Q352   Chair: Could I end with a question to you, Mr Atherton, as well? If you look at energy policy over the long term—and Dieter Helm wrote an interesting book about all this going back decades—we had a highly-interventionist energy policy for most of the post-war period, which derives from war-time experience. It became even more interventionist under Tony Benn and then all that was put completely into reverse in the early 1980s, first with David Howell and then particularly Nigel Lawson. As a country, we had a very competition-based energy policy for the late 1980s and 1990s. That was then put into reverse by the last Labour Government and that reversal has been maintained, in some ways increased, by the Coalition Government. Do you think that we would do better with a more or less competitive energy policy? In other words, should we be intervening more to get what we want or should we be using market tools?

Peter Atherton: I certainly agree with the characterisation of where we are going to on energy policy. I recently attended a talk by Ian Marchant, the ex-CEO of Scottish and Southern Energy, who described the Energy Bill as soviet. If you step back and look at the central powers that DECC will have in terms of planning our energy system under the Energy Bill, they are quite amazing. They will literally choose not just what technologies get used but it will be down to the siting of the plant and that plant over that plant over that plant and that proposal over that proposal. These are central Government controls well in excess to what existed under the old Central Electricity Generating Board, which was an engineer-driven, arms-length organisation though it obviously followed general policy.

In terms of competition, I am afraid to deliver the 2020 renewables target and the 2030 greenhouse gas reduction target  does require the scale of intervention that is being proposed, otherwise it would not happen. Something would happen and on my modelling of the system, if you just left the industry to replace coal with gas on a needs-must basis, you would probably go from 500 grams per kilowatt hour, as we are currently are in terms of carbon intensity for power, down to something like 200. The target that the Committee on Climate Change has set that you need to hit is between 50 and 100. It is that additional 100 to 150 gram reduction that is the difficult thing to do and the staggeringly expensive thing to do.

To do that, you basically need the state to do two things. The state has to take control of all the investment-making decision processes, which it is doing under the Energy Bill, and the state also has to accept the risks and the cost of that will also fall on to the state or the consumer effectively as an arm of the state. One of the problems with EMR and the Energy Bill is that the state does take on all the powers of decision but tries to leave quite a lot of the risk in the private sector, and that is one of the reasons why the Energy Bill is a very unpleasant halfway house. That is why people like Dieter Helm, for example, would argue that we should go straight to full regulation and generation; so people can just build assets and then regulate a return, in the same way as National Grid will build a transmission line and then regulate a return on it. If you are going to do this then you have to go the whole hog, effectively.

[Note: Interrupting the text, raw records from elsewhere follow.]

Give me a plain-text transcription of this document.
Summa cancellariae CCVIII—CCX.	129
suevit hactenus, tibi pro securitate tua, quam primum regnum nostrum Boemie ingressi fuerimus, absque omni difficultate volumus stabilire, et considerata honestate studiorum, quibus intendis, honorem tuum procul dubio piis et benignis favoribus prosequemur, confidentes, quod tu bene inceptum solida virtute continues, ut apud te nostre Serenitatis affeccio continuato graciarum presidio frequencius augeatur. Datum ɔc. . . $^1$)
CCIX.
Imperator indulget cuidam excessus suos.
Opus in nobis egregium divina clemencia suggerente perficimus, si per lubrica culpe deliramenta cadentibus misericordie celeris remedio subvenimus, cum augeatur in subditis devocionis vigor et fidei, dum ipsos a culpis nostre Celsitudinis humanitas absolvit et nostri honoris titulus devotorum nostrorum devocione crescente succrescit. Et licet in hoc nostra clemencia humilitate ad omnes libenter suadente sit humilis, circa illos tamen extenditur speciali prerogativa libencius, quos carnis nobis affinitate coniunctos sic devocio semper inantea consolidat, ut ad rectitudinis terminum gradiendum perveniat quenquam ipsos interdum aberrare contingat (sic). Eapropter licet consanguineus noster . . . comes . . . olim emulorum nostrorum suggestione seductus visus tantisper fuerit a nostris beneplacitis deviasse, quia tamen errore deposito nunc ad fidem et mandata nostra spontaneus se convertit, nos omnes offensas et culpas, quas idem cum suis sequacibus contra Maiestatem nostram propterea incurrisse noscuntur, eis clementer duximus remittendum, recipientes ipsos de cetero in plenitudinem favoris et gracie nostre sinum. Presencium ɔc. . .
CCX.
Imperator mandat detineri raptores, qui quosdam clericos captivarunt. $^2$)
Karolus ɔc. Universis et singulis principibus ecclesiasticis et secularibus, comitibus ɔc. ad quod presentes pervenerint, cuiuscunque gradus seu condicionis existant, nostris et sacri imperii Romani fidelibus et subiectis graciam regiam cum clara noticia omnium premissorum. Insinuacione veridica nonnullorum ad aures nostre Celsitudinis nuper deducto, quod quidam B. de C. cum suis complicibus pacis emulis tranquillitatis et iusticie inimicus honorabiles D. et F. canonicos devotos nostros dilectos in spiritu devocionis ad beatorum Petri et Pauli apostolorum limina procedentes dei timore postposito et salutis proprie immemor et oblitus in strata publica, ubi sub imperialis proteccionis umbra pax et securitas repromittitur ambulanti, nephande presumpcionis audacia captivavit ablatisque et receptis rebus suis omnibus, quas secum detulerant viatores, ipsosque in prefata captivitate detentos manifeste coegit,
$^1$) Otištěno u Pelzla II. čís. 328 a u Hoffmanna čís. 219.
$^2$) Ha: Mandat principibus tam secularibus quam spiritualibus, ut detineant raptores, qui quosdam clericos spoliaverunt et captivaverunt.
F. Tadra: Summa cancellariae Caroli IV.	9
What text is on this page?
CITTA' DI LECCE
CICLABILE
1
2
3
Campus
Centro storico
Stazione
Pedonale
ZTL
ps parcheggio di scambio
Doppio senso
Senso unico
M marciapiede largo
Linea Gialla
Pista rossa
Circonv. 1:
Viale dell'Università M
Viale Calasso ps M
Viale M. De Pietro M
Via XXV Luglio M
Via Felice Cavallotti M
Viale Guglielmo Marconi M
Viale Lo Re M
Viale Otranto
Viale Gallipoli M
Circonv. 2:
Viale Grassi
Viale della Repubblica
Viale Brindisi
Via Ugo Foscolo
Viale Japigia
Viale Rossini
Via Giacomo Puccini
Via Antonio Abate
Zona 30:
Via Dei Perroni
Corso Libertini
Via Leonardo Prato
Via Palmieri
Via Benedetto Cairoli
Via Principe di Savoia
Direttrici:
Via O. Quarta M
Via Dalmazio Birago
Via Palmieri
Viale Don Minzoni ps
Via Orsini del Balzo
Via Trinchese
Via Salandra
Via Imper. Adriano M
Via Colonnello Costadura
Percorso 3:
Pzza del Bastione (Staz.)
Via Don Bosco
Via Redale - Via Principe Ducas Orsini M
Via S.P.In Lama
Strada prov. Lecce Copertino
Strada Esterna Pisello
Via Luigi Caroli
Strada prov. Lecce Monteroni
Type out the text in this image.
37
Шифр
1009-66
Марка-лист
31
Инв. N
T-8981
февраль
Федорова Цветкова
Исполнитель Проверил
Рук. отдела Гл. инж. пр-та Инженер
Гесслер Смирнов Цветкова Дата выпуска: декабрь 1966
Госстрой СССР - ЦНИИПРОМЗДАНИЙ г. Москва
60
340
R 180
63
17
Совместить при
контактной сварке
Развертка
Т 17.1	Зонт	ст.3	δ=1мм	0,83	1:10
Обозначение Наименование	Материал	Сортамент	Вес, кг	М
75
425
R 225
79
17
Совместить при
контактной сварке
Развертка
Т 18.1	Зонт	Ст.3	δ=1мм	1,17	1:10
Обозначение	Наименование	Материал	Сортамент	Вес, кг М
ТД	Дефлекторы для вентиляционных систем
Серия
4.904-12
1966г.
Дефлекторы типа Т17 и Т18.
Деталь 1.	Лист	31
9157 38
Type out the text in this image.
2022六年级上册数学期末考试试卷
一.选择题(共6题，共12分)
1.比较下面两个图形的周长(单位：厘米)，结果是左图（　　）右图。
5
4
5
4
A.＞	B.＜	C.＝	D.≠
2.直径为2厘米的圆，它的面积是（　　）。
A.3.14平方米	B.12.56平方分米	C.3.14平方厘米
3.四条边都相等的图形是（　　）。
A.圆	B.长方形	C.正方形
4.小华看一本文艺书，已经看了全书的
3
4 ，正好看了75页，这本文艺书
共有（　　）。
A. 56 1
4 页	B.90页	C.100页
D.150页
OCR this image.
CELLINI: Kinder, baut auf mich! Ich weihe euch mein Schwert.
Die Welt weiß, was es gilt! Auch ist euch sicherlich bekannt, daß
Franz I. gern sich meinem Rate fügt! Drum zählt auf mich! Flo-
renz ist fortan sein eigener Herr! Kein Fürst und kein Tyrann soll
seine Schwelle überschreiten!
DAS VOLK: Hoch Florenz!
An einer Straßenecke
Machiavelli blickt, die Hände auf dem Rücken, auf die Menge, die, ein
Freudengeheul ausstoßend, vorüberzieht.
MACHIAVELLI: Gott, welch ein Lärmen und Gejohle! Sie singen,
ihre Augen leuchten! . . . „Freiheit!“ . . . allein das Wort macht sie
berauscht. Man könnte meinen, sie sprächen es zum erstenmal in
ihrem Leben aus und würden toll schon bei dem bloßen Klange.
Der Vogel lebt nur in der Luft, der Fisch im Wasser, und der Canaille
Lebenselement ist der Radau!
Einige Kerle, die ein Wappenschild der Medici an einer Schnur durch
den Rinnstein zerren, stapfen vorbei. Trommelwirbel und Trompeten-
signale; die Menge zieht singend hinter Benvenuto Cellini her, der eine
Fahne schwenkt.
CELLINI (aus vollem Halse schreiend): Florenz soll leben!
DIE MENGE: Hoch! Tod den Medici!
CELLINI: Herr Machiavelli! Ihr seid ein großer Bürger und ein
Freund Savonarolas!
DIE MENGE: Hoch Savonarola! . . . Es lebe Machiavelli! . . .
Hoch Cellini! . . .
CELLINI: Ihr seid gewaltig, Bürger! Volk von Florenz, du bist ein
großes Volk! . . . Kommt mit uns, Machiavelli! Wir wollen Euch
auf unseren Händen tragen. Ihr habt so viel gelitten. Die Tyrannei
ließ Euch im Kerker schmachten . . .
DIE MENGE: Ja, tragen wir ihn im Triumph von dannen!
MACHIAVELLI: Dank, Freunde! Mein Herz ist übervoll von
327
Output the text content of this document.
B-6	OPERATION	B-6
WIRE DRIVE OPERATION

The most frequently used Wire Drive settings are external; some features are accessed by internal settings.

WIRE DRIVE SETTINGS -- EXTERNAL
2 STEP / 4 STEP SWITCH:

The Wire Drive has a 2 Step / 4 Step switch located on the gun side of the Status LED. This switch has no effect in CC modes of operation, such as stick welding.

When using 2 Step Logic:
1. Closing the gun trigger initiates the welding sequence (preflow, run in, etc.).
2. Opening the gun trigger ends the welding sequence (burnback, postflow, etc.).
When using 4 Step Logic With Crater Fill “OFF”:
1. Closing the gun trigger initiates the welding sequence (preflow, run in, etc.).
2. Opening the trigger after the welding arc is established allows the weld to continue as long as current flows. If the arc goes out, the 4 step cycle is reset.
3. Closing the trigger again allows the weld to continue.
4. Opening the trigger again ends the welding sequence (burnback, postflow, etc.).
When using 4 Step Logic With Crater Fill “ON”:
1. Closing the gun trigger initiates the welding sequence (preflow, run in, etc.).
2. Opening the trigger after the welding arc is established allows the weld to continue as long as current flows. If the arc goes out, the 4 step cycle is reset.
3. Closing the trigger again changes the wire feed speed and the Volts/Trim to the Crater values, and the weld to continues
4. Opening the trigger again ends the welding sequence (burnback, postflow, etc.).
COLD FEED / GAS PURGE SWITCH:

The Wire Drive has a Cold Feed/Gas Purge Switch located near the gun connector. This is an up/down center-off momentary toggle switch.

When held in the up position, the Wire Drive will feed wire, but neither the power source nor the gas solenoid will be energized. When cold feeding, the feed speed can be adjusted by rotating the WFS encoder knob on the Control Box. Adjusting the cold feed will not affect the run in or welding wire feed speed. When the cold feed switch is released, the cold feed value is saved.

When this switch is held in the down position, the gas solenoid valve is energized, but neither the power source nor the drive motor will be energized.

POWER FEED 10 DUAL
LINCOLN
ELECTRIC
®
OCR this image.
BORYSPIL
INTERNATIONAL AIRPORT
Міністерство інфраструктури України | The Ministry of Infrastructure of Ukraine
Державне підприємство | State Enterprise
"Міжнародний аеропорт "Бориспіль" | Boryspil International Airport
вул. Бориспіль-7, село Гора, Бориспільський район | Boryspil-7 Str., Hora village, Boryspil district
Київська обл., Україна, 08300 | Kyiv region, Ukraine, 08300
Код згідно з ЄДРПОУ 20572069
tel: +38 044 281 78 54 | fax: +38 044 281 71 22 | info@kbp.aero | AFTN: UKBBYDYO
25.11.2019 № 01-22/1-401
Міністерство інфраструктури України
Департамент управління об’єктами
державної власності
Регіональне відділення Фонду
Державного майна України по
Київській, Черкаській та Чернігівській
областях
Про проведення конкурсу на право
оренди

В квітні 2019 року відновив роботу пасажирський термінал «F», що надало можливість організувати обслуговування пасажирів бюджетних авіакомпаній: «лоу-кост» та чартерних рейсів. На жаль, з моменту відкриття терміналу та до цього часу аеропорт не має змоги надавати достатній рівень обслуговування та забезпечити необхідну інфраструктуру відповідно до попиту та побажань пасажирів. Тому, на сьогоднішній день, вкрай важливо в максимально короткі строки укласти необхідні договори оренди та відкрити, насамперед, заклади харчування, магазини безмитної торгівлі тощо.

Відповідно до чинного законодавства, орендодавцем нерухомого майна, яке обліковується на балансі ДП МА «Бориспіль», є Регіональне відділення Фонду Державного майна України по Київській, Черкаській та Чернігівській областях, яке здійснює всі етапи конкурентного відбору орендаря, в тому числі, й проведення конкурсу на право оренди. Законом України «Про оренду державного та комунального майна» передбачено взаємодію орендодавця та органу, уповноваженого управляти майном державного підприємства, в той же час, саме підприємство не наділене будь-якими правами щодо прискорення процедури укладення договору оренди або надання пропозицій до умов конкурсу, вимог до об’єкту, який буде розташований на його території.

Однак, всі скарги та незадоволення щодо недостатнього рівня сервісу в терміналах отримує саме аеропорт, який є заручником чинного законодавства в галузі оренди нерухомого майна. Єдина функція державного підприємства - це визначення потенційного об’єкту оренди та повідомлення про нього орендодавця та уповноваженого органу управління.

Chair: Do you agree with that view or do you think we should—

Peter Atherton: Yes, I do, because where we are leaving it at the moment is proving to be possibly the most costly way anybody could envisage delivering it. Hinkley would be the classic example of that. Nobody in their right mind would sign an agreement with EDF to fund the economics of an £8 billion reactor that it is going to take them nine years to build. That is just economically insane, frankly, and the only reason you are doing it is to deliver the 2030 target. Without the 2030 target you wouldn’t do that in any universe I can think of.

Chair: We sometimes have witnesses coming before us and we struggle in two hours to find out what they really think. Today we have had two witnesses, certainly ending the session, where we have only had three-quarters of an hour and we have found out pretty much exactly what you think on both these keys issues. You have been extremely helpful. Thank you very much. I am sorry the session has taken a bit longer than had been planned.